In Stuart Cook’s lab he intensively investigated the neurotransmitter Interleukin 11 (IL-11) which is largely responsible for the heart producing too much connective tissue during HCM, DCM or a heart attack and thus stiffening. “We are now able to prevent a fibrosis like this in animal models with antibodies against IL-11,” says Hübner proudly. “The first clinical trials will start soon.” He can only recommend his colleagues to go on sabbatical.
But Hübner also gets really rapturous when he talks about his everyday work as a research group leader. “I keep getting inquisitive, highly-motivated young people joining my team who all have the same goal: to discover something new,” he says. They all bring along a kind of creativity you only find in few other professions.”
With the best in his field
Gathering creative minds around him is something the scientist has always loved. From 2007 to 2012, for instance, he organized the annual Cold Spring Harbor Conference on Long Island in New York. “After a big consortium of us had decoded the rat genome in 2004, we had developed several rat models to help understand human heart conditions and other diseases better,” explains Hübner. These models were a major topic at the conferences which even attracted Nobel laureates like Svante Pääbo.
“Working together with the best in the field, sharing ideas with one another – all that is very stimulating and generates immense strength,” says Hübner.
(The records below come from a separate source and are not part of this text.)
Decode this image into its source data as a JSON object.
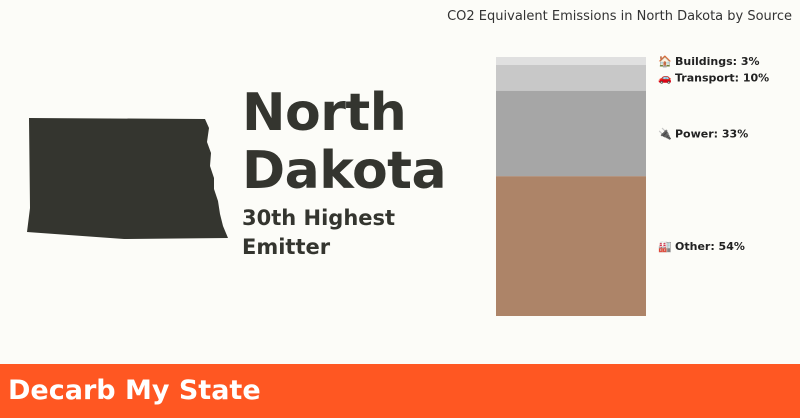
{
  "state": {
    "name_line1": "North",
    "name_line2": "Dakota",
    "rank_text": "30th Highest Emitter"
  },
  "chart_data": {
    "type": "bar",
    "stacked": true,
    "title": "CO2 Equivalent Emissions in North Dakota by Source",
    "unit": "%",
    "series": [
      {
        "name": "Other",
        "value": 54,
        "label": "Other: 54%",
        "icon": "factory-icon",
        "icon_glyph": "🏭",
        "color": "#ad8468"
      },
      {
        "name": "Power",
        "value": 33,
        "label": "Power: 33%",
        "icon": "plug-icon",
        "icon_glyph": "🔌",
        "color": "#a6a6a6"
      },
      {
        "name": "Transport",
        "value": 10,
        "label": "Transport: 10%",
        "icon": "car-icon",
        "icon_glyph": "🚗",
        "color": "#c8c8c8"
      },
      {
        "name": "Buildings",
        "value": 3,
        "label": "Buildings: 3%",
        "icon": "house-icon",
        "icon_glyph": "🏠",
        "color": "#e0e0e0"
      }
    ]
  },
  "footer": {
    "brand": "Decarb My State"
  },
  "colors": {
    "accent": "#ff5722",
    "state_fill": "#34352f",
    "background": "#fcfcf8"
  }
}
He doesn’t see himself as fighting a lonely battle, but as part of a coherent whole, a small cog in a large machine that will finally benefit humanity. “Unlike art, science only works in teams,” he says. That was something the French physiologist Claude Bernard recognized back in the 19th century. At the time, he said: art is I, science is we. For Norbert Hübner that’s a good motto. After all, explorers are seldom on the road alone.